Merge pull request #387 from splunk/feature/risk-model-validation

pyth0n1c · web-flow · commit df437ae6171b · 2025-04-29T16:27:01.000-07:00
Adding risk data model validation to integration testing
diff --git a/contentctl/objects/base_security_event.py b/contentctl/objects/base_security_event.py
@@ -0,0 +1,28 @@
+from abc import ABC, abstractmethod
+
+from pydantic import BaseModel, ConfigDict
+
+from contentctl.objects.detection import Detection
+
+
+class BaseSecurityEvent(BaseModel, ABC):
+    """
+    Base event class for a Splunk security event (e.g. risks and notables)
+    """
+
+    # The search name (e.g. "ESCU - Windows Modify Registry EnableLinkedConnections - Rule")
+    search_name: str
+
+    # The search ID that found that generated this event
+    orig_sid: str
+
+    # Allowing fields that aren't explicitly defined to be passed since some of the risk/notable
+    # event's fields vary depending on the SPL which generated them
+    model_config = ConfigDict(extra="allow")
+
+    @abstractmethod
+    def validate_against_detection(self, detection: Detection) -> None:
+        """
+        Validate this risk/notable event against the given detection
+        """
+        raise NotImplementedError()
diff --git a/contentctl/objects/correlation_search.py b/contentctl/objects/correlation_search.py
@@ -18,6 +18,7 @@
     format_pbar_string,  # type: ignore
 )
 from contentctl.helper.utils import Utils
+from contentctl.objects.base_security_event import BaseSecurityEvent
 from contentctl.objects.base_test_result import TestResultStatus
 from contentctl.objects.detection import Detection
 from contentctl.objects.errors import (
@@ -222,6 +223,9 @@ class CorrelationSearch(BaseModel):
     # The list of risk events found
     _risk_events: list[RiskEvent] | None = PrivateAttr(default=None)
 
+    # The list of risk data model events found
+    _risk_dm_events: list[BaseSecurityEvent] | None = PrivateAttr(default=None)
+
     # The list of notable events found
     _notable_events: list[NotableEvent] | None = PrivateAttr(default=None)
 
@@ -554,6 +558,13 @@ def get_risk_events(self, force_update: bool = False) -> list[RiskEvent]:
                         raise
                     events.append(event)

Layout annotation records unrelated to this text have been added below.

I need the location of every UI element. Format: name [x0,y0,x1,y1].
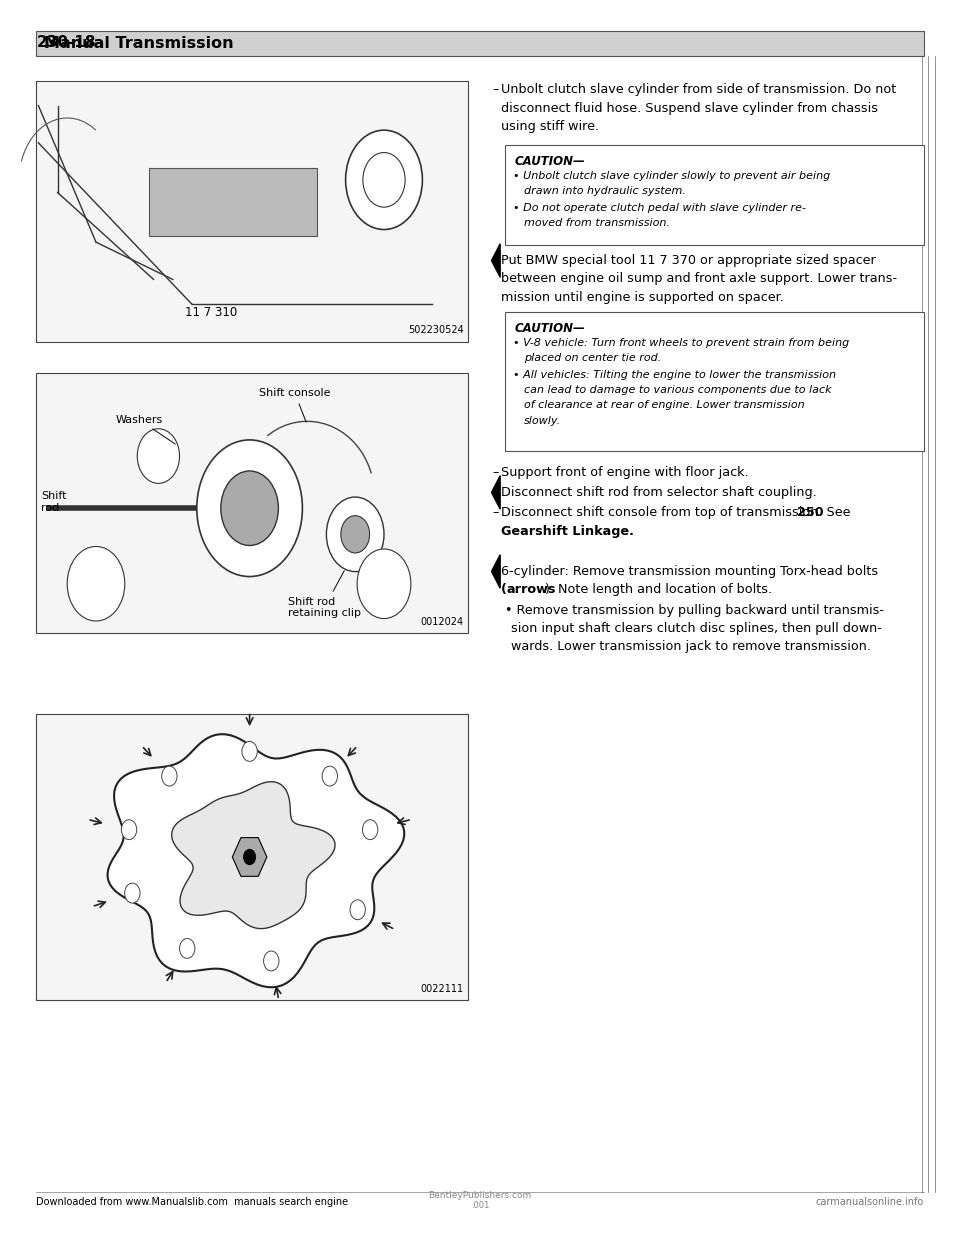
Text: • Unbolt clutch slave cylinder slowly to prevent air being: • Unbolt clutch slave cylinder slowly to… [513,170,829,180]
Bar [149,168,317,236]
Text: –: – [492,466,499,478]
Text: slowly.: slowly. [524,416,562,426]
Text: mission until engine is supported on spacer.: mission until engine is supported on spa… [501,291,784,304]
Text: CAUTION—: CAUTION— [515,322,586,335]
Bar [36,31,924,56]
Text: Gearshift Linkage.: Gearshift Linkage. [501,524,634,538]
Circle shape [350,899,366,919]
Text: carmanualsonline.info: carmanualsonline.info [815,1197,924,1207]
Text: –: – [492,83,499,96]
Circle shape [242,741,257,761]
Text: Downloaded from www.Manualslib.com  manuals search engine: Downloaded from www.Manualslib.com manua… [36,1197,348,1207]
Circle shape [326,497,384,571]
Text: Shift console: Shift console [259,389,330,422]
Bar [505,312,924,451]
Bar [36,714,468,1000]
Circle shape [357,549,411,619]
Circle shape [221,471,278,545]
Text: 0012024: 0012024 [420,617,464,627]
Text: wards. Lower transmission jack to remove transmission.: wards. Lower transmission jack to remove… [511,641,871,653]
Circle shape [323,766,338,786]
Circle shape [125,883,140,903]
Text: –: – [492,507,499,519]
Text: 230-18: 230-18 [36,35,96,50]
Text: Manual Transmission: Manual Transmission [44,36,234,51]
Text: CAUTION—: CAUTION— [515,154,586,168]
Text: • All vehicles: Tilting the engine to lower the transmission: • All vehicles: Tilting the engine to lo… [513,370,835,380]
Bar [505,144,924,245]
Text: 250: 250 [797,507,824,519]
Polygon shape [108,734,404,987]
Text: (: ( [501,584,507,596]
Text: • Do not operate clutch pedal with slave cylinder re-: • Do not operate clutch pedal with slave… [513,202,805,212]
Circle shape [67,546,125,621]
Text: 502230524: 502230524 [408,325,464,335]
Text: Support front of engine with floor jack.: Support front of engine with floor jack. [501,466,749,478]
Circle shape [137,428,180,483]
Polygon shape [232,837,267,877]
Text: moved from transmission.: moved from transmission. [524,217,670,229]
Text: Unbolt clutch slave cylinder from side of transmission. Do not: Unbolt clutch slave cylinder from side o… [501,83,897,96]
Text: sion input shaft clears clutch disc splines, then pull down-: sion input shaft clears clutch disc spli… [511,622,881,635]
Text: using stiff wire.: using stiff wire. [501,120,599,133]
Text: Put BMW special tool 11 7 370 or appropriate sized spacer: Put BMW special tool 11 7 370 or appropr… [501,255,876,267]
Text: placed on center tie rod.: placed on center tie rod. [524,353,661,363]
Circle shape [180,939,195,959]
Text: .001: .001 [470,1201,490,1210]
Circle shape [346,130,422,230]
Polygon shape [492,243,500,277]
Circle shape [244,850,255,864]
Circle shape [121,820,136,840]
Text: Washers: Washers [115,415,176,445]
Text: 11 7 310: 11 7 310 [185,307,237,319]
Text: Shift
rod: Shift rod [41,492,67,513]
Polygon shape [492,476,500,509]
Text: disconnect fluid hose. Suspend slave cylinder from chassis: disconnect fluid hose. Suspend slave cyl… [501,102,878,114]
Text: of clearance at rear of engine. Lower transmission: of clearance at rear of engine. Lower tr… [524,400,804,410]
Bar [36,373,468,633]
Bar [36,81,468,342]
Circle shape [161,766,177,786]
Text: drawn into hydraulic system.: drawn into hydraulic system. [524,186,686,196]
Text: Disconnect shift console from top of transmission. See: Disconnect shift console from top of tra… [501,507,854,519]
Text: Disconnect shift rod from selector shaft coupling.: Disconnect shift rod from selector shaft… [501,486,817,499]
Text: 0022111: 0022111 [420,984,464,994]
Circle shape [363,153,405,207]
Circle shape [363,820,378,840]
Text: ). Note length and location of bolts.: ). Note length and location of bolts. [545,584,773,596]
Text: • Remove transmission by pulling backward until transmis-: • Remove transmission by pulling backwar… [505,604,884,616]
Polygon shape [172,781,335,929]
Text: Shift rod
retaining clip: Shift rod retaining clip [288,570,361,619]
Text: BentleyPublishers.com: BentleyPublishers.com [428,1191,532,1200]
Text: • V-8 vehicle: Turn front wheels to prevent strain from being: • V-8 vehicle: Turn front wheels to prev… [513,338,849,348]
Text: 6-cylinder: Remove transmission mounting Torx-head bolts: 6-cylinder: Remove transmission mounting… [501,565,878,578]
Text: between engine oil sump and front axle support. Lower trans-: between engine oil sump and front axle s… [501,272,898,286]
Circle shape [197,440,302,576]
Circle shape [264,951,279,971]
Circle shape [341,515,370,553]
Text: can lead to damage to various components due to lack: can lead to damage to various components… [524,385,831,395]
Polygon shape [492,555,500,589]
Text: arrows: arrows [507,584,556,596]
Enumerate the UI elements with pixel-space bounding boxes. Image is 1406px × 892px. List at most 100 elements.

                     self.logger.debug(f"Found risk event for '{self.name}': {event}")
+                else:
+                    msg = (
+                        f"Found event for unexpected index ({result['index']}) in our query "
+                        f"results (expected {Indexes.RISK_INDEX})"
+                    )
+                    self.logger.error(msg)
+                    raise ValueError(msg)
         except ServerError as e:
             self.logger.error(f"Error returned from Splunk instance: {e}")
             raise e
@@ -623,6 +634,13 @@ def get_notable_events(self, force_update: bool = False) -> list[NotableEvent]:
                         raise
                     events.append(event)
                     self.logger.debug(f"Found notable event for '{self.name}': {event}")
+                else:
+                    msg = (
+                        f"Found event for unexpected index ({result['index']}) in our query "
+                        f"results (expected {Indexes.NOTABLE_INDEX})"
+                    )
+                    self.logger.error(msg)
+                    raise ValueError(msg)
         except ServerError as e:
             self.logger.error(f"Error returned from Splunk instance: {e}")
             raise e
@@ -637,15 +655,119 @@ def get_notable_events(self, force_update: bool = False) -> list[NotableEvent]:
 
         return events
 
+    def risk_dm_event_exists(self) -> bool:
+        """Whether at least one matching risk data model event exists
+
+        Queries the `risk` data model and returns True if at least one matching event (could come
+        from risk or notable index) exists for this search
+        :return: a bool indicating whether a risk data model event for this search exists in the
+            risk data model
+        """
+        # We always force an update on the cache when checking if events exist
+        events = self.get_risk_dm_events(force_update=True)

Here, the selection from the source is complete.